Tom nodded. The infighting
between different covert groups had at times threatened to destroy any
effectiveness the umbrella organization of LudusVitae might have had.

 

‘But Litha...’ She looked away,
then back at Tom. ‘She was in deep cover, in Earl Draufmann’s Palace Guards,
rising through the ranks faster than me. The pact was, if we came across
knowledge that looked vital to the Shadows, if there was any risk at all that
we would not be allowed to bring it back without hindrance ...’

 

‘You were as willing to sacrifice
yourself’—Tom shifted on the couch, staring hard at her: trying to convince
Elva of her own bravery—‘as she was.’

 

‘I don’t know. How can I ever?’

 

‘You gave up a huge amount, even
so.’

 

‘I thought I’d lost you ...’

 

Draufmann Demesne had been at the
core of Blight territory, one of the original manifestations in the world: a
seed-growth of malevolent influence which spread, eventually becoming the vast
infection which now threatened everything. Elva had communications facilities—code
drops and couriers, nothing high-tech and therefore open to subversion—but no means
of leaving.

 

Not without abandoning her
mission totally. Her
sister’s
mission: that was what made escape
unthinkable.

 

‘But now you’re here,’ she said, ‘we’re
going to have to get out.’

 

It was what Tom wanted, though he
had no illusions about the dangers they would face in trying to leave this
dreadful place.

 

‘What about your superiors?’ he
asked. ‘Can you simply drop out of the Grey Shadows network?’

 

‘Perhaps. But I’d rather take
back the price of my passage.’ With a bleak half-smile: ‘There’s stuff here
worth dying for.’

 

 

But
before that, Elva had a guest for dinner, and Tom could only watch and suffer
as she flirted with an enemy senior officer who had a non-military conquest on
his mind. All the while, Tom held back the trembling desire to lash out, to
strike the throat and claw the eyes, bringing the bastard the Fate he
undoubtedly deserved.

 

It started when a chime sounded,
and Elva ran a hand through her hair and stood up, flustered.

 

‘There’s a ... cleaning kit.

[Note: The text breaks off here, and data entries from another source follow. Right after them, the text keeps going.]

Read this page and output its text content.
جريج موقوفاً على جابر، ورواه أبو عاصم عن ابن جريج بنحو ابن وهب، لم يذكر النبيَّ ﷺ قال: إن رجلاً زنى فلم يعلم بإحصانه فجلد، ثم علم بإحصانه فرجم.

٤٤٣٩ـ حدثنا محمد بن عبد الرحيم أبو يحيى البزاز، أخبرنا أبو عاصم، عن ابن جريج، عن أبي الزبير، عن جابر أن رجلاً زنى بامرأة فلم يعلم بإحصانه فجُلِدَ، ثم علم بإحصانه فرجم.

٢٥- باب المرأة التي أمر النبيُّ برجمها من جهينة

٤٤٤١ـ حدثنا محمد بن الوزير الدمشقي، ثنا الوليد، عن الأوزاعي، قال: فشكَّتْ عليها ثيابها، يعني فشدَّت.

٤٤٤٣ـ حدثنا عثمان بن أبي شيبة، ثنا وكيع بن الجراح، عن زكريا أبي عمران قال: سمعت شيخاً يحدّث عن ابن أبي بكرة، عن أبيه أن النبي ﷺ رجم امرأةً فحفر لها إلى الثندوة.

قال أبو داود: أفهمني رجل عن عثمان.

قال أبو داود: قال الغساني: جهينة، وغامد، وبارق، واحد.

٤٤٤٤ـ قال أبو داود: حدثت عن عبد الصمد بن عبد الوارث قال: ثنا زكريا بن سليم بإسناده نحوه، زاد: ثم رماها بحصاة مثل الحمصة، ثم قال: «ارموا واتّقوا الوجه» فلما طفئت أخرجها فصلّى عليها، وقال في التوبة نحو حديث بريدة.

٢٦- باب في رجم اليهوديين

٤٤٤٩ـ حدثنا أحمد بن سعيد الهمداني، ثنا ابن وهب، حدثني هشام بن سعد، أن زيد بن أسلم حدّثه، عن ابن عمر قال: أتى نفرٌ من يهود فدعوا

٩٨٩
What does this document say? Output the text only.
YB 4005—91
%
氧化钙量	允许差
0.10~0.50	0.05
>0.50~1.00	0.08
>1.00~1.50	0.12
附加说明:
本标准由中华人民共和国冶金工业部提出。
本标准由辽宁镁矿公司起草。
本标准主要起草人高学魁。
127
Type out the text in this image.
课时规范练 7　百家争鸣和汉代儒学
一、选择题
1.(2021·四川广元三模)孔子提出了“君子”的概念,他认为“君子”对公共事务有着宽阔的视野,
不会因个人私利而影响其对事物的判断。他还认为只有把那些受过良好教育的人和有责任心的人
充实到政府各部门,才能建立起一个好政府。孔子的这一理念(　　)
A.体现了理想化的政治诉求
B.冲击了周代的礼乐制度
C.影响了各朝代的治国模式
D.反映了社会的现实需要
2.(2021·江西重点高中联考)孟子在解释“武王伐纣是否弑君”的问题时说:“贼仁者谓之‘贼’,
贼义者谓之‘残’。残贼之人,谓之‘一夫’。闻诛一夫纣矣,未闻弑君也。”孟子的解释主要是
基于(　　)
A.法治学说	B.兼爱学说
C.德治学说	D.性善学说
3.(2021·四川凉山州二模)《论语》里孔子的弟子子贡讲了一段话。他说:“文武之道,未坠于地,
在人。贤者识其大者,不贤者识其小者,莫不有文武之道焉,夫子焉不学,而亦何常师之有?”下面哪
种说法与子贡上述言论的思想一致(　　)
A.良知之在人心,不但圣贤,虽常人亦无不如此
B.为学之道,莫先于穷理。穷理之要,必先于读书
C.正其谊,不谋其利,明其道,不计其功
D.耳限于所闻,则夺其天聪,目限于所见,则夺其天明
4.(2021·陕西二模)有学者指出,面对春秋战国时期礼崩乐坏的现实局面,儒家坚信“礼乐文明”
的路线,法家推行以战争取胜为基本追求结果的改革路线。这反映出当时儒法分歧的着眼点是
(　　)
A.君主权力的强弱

In
the kitchen chamber, there. Perhaps you ought to ...’

 

‘Don’t worry.’ A too-tight smile
stretched Tom’s face. ‘I know how to be a servitor.’

 

Elva closed her eyes for a
moment, composing herself, then nodded abruptly and went to receive her
visitor.

 

When the doorshimmer dissolved, a
large florid man in dress uniform stepped inside. His greedy eyes, and the
small wrapped present he handed Elva, were mere details: Tom hated the man on
sight.

 

But Tom bent to his cleaning
tasks with tense familiarity, remembering how to carry out menial tasks without
ever looking his betters in the eye.

 

‘Ah, Herla, my dear.’ It was Elva’s
cover name, and it sounded strange. The officer took her hand and kissed her
cheek (as Tom winced, unseen, at the moist invasive sound). ‘Beautiful company,
elegant surroundings. What more could a man ask for?’

 

‘Careful, Major.’ Elva set the
present down upon a crystal table. ‘You’ll turn my head.’

 

‘That would be nice, if you’ll
allow it.’

 

The urge to crush his throat was
almost overwhelming. Tom moved on, polishing a shelf by hand,

 

‘Hmm. I see your unit is damaged.
I’ll just send for a—’

 

‘No, no.’ Elva laid her hand upon
her visitor’s arm. ‘It’s quite efficient, and I find the asymmetry
aesthetically pleasing.’

 

She’s talking about me.

 

‘Symbolically? As a visible mark
of inferiority? Interesting.’ The man gave a liquid chuckle. ‘Perhaps I’ll
commission a holosculpture, depicting them all in that light.’